Afin d’aider les pays en développement à soutenir les populations pauvres face à la hausse et à l’instabilité des prix de l’énergie, le Groupe de la Banque mondiale a commencé à développer une nouvelle initiative énergétique. Cette initiative a été renforcée lors des Assemblées annuelles. Le Comité du développement, dans son communiqué final « a encouragé la Banque et ses partenaires à progresser dans l’élaboration d’un nouveau programme, intitulé « Énergie pour les pauvres ». Ce programme est destiné à apporter rapidement un soutien aux pays dans leurs efforts pour renforcer les filets de protection sociale afin de protéger les pauvres des conséquences de factures énergétiques élevées. »
Crédit photo : Secrétariat MDRP
Les États fragiles constituent « le plus grave problème de développement de notre époque » a affirmé M. Zoellick dans un récent discours.
Un milliard de personnes vivent dans des États défaillants ou paralysés par un conflit.

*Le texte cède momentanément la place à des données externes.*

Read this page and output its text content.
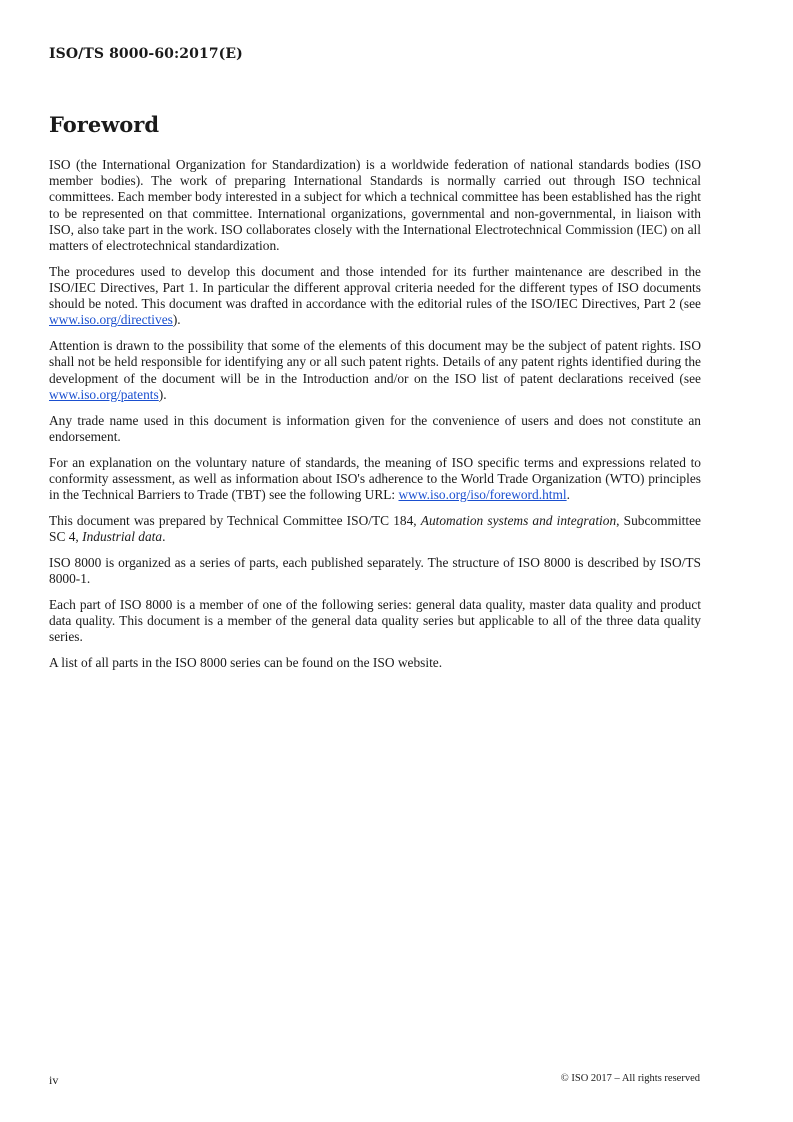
ISO/TS 8000-60:2017(E)
Foreword

ISO (the International Organization for Standardization) is a worldwide federation of national standards bodies (ISO member bodies). The work of preparing International Standards is normally carried out through ISO technical committees. Each member body interested in a subject for which a technical committee has been established has the right to be represented on that committee. International organizations, governmental and non-governmental, in liaison with ISO, also take part in the work. ISO collaborates closely with the International Electrotechnical Commission (IEC) on all matters of electrotechnical standardization.

The procedures used to develop this document and those intended for its further maintenance are described in the ISO/IEC Directives, Part 1. In particular the different approval criteria needed for the different types of ISO documents should be noted. This document was drafted in accordance with the editorial rules of the ISO/IEC Directives, Part 2 (see www.iso.org/directives).

Attention is drawn to the possibility that some of the elements of this document may be the subject of patent rights. ISO shall not be held responsible for identifying any or all such patent rights. Details of any patent rights identified during the development of the document will be in the Introduction and/or on the ISO list of patent declarations received (see www.iso.org/patents).

Any trade name used in this document is information given for the convenience of users and does not constitute an endorsement.

For an explanation on the voluntary nature of standards, the meaning of ISO specific terms and expressions related to conformity assessment, as well as information about ISO's adherence to the World Trade Organization (WTO) principles in the Technical Barriers to Trade (TBT) see the following URL: www.iso.org/iso/foreword.html.

This document was prepared by Technical Committee ISO/TC 184, Automation systems and integration, Subcommittee SC 4, Industrial data.

ISO 8000 is organized as a series of parts, each published separately. The structure of ISO 8000 is described by ISO/TS 8000-1.

Each part of ISO 8000 is a member of one of the following series: general data quality, master data quality and product data quality. This document is a member of the general data quality series but applicable to all of the three data quality series.

A list of all parts in the ISO 8000 series can be found on the ISO website.

iv	© ISO 2017 – All rights reserved
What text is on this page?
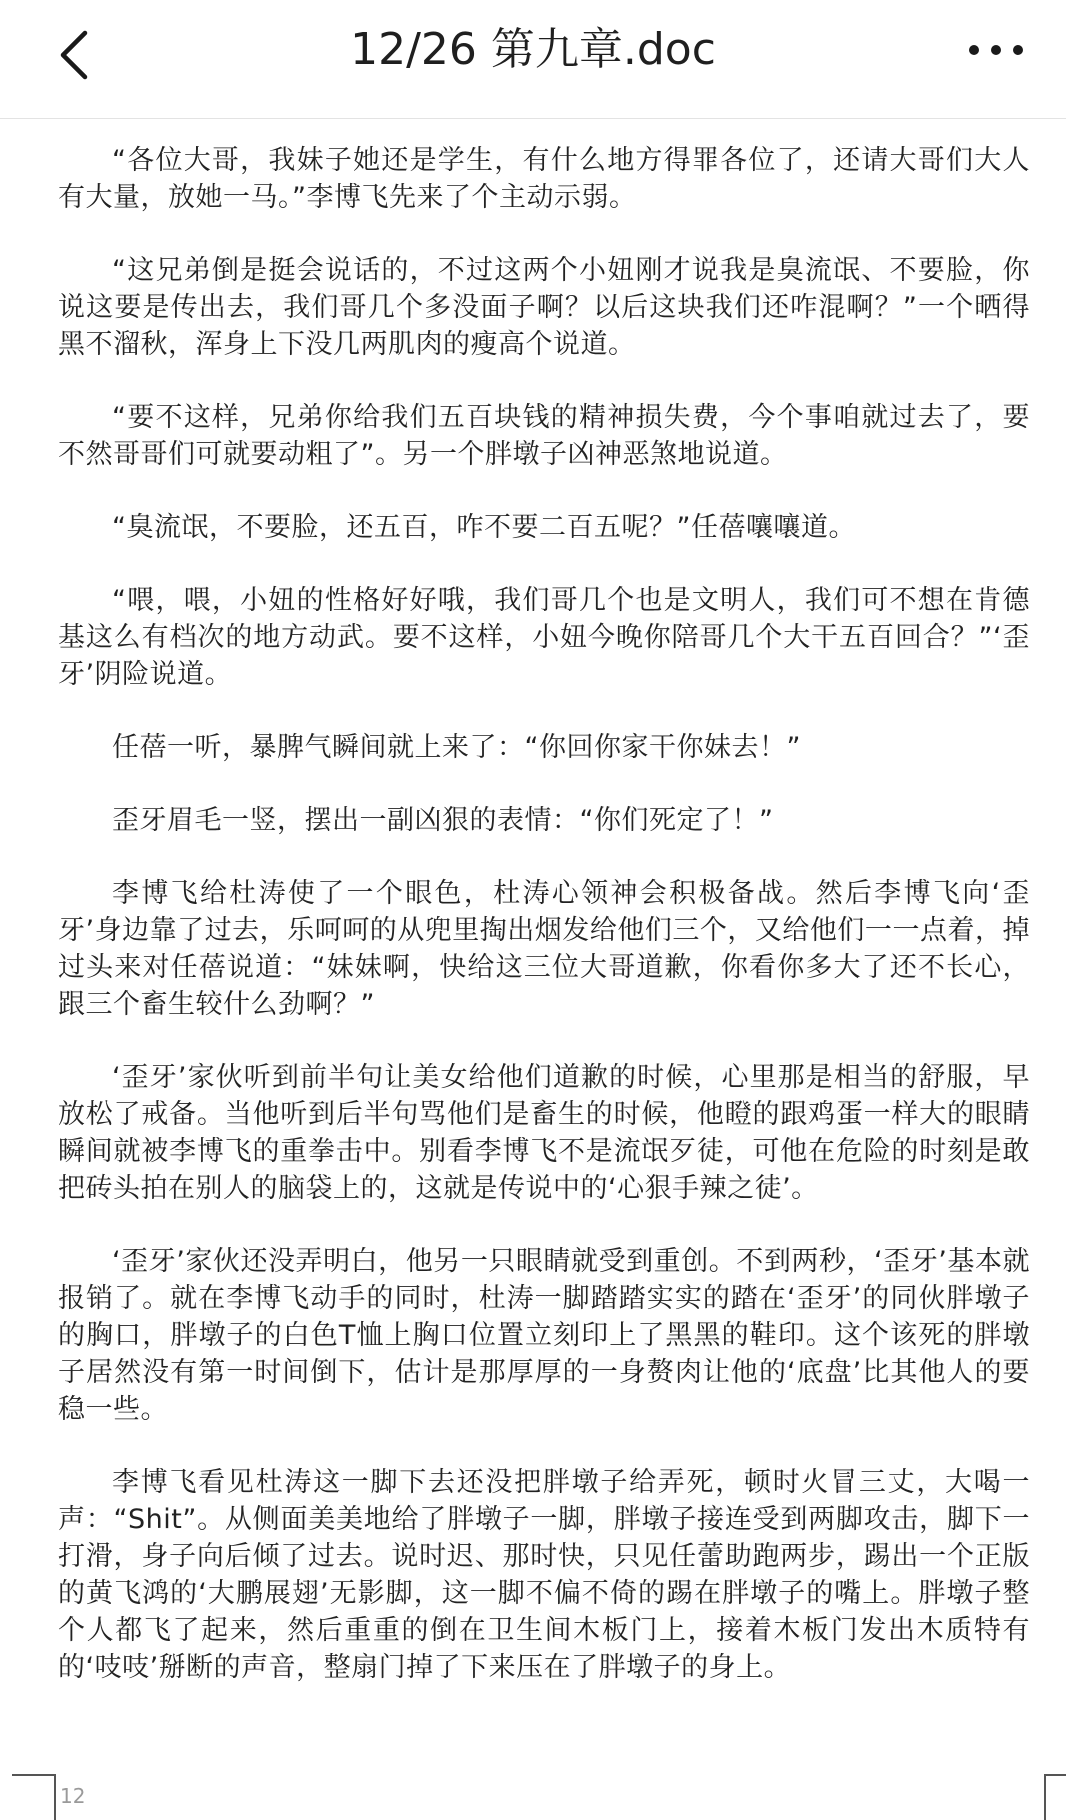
12/26 第九章.doc

“各位大哥，我妹子她还是学生，有什么地方得罪各位了，还请大哥们大人有大量，放她一马。”李博飞先来了个主动示弱。

“这兄弟倒是挺会说话的，不过这两个小妞刚才说我是臭流氓、不要脸，你说这要是传出去，我们哥几个多没面子啊？以后这块我们还咋混啊？”一个晒得黑不溜秋，浑身上下没几两肌肉的瘦高个说道。

“要不这样，兄弟你给我们五百块钱的精神损失费，今个事咱就过去了，要不然哥哥们可就要动粗了”。另一个胖墩子凶神恶煞地说道。

“臭流氓，不要脸，还五百，咋不要二百五呢？”任蓓嚷嚷道。

“喂，喂，小妞的性格好好哦，我们哥几个也是文明人，我们可不想在肯德基这么有档次的地方动武。要不这样，小妞今晚你陪哥几个大干五百回合？”‘歪牙’阴险说道。

任蓓一听，暴脾气瞬间就上来了：“你回你家干你妹去！”

歪牙眉毛一竖，摆出一副凶狠的表情：“你们死定了！”

李博飞给杜涛使了一个眼色，杜涛心领神会积极备战。然后李博飞向‘歪牙’身边靠了过去，乐呵呵的从兜里掏出烟发给他们三个，又给他们一一点着，掉过头来对任蓓说道：“妹妹啊，快给这三位大哥道歉，你看你多大了还不长心，跟三个畜生较什么劲啊？”

‘歪牙’家伙听到前半句让美女给他们道歉的时候，心里那是相当的舒服，早放松了戒备。当他听到后半句骂他们是畜生的时候，他瞪的跟鸡蛋一样大的眼睛瞬间就被李博飞的重拳击中。别看李博飞不是流氓歹徒，可他在危险的时刻是敢把砖头拍在别人的脑袋上的，这就是传说中的‘心狠手辣之徒’。

‘歪牙’家伙还没弄明白，他另一只眼睛就受到重创。不到两秒，‘歪牙’基本就报销了。就在李博飞动手的同时，杜涛一脚踏踏实实的踏在‘歪牙’的同伙胖墩子的胸口，胖墩子的白色T恤上胸口位置立刻印上了黑黑的鞋印。这个该死的胖墩子居然没有第一时间倒下，估计是那厚厚的一身赘肉让他的‘底盘’比其他人的要稳一些。

李博飞看见杜涛这一脚下去还没把胖墩子给弄死，顿时火冒三丈，大喝一声：“Shit”。从侧面美美地给了胖墩子一脚，胖墩子接连受到两脚攻击，脚下一打滑，身子向后倾了过去。说时迟、那时快，只见任蕾助跑两步，踢出一个正版的黄飞鸿的‘大鹏展翅’无影脚，这一脚不偏不倚的踢在胖墩子的嘴上。胖墩子整个人都飞了起来，然后重重的倒在卫生间木板门上，接着木板门发出木质特有的‘吱吱’掰断的声音，整扇门掉了下来压在了胖墩子的身上。

12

Leurs gouvernements sont généralement inaptes ou peu disposés à fournir des services de base et une sécurité suffisante. De plus, de nombreux États fragiles sont relativement négligés par la communauté internationale et reçoivent peu d’aide par habitant.
Afin d’aider ces pays, la Banque a fusionné en avril deux fonds existants en un nouveau Fonds pour la construction de la Paix et de l’État et a accepté d’allouer 100 millions de dollars pour les trois prochaines années à partir de son budget d'administration. Une vingtaine de pays vont recevoir des subventions, à commencer par une première allocation de 33 millions de dollars pour l’année fiscale de 2009.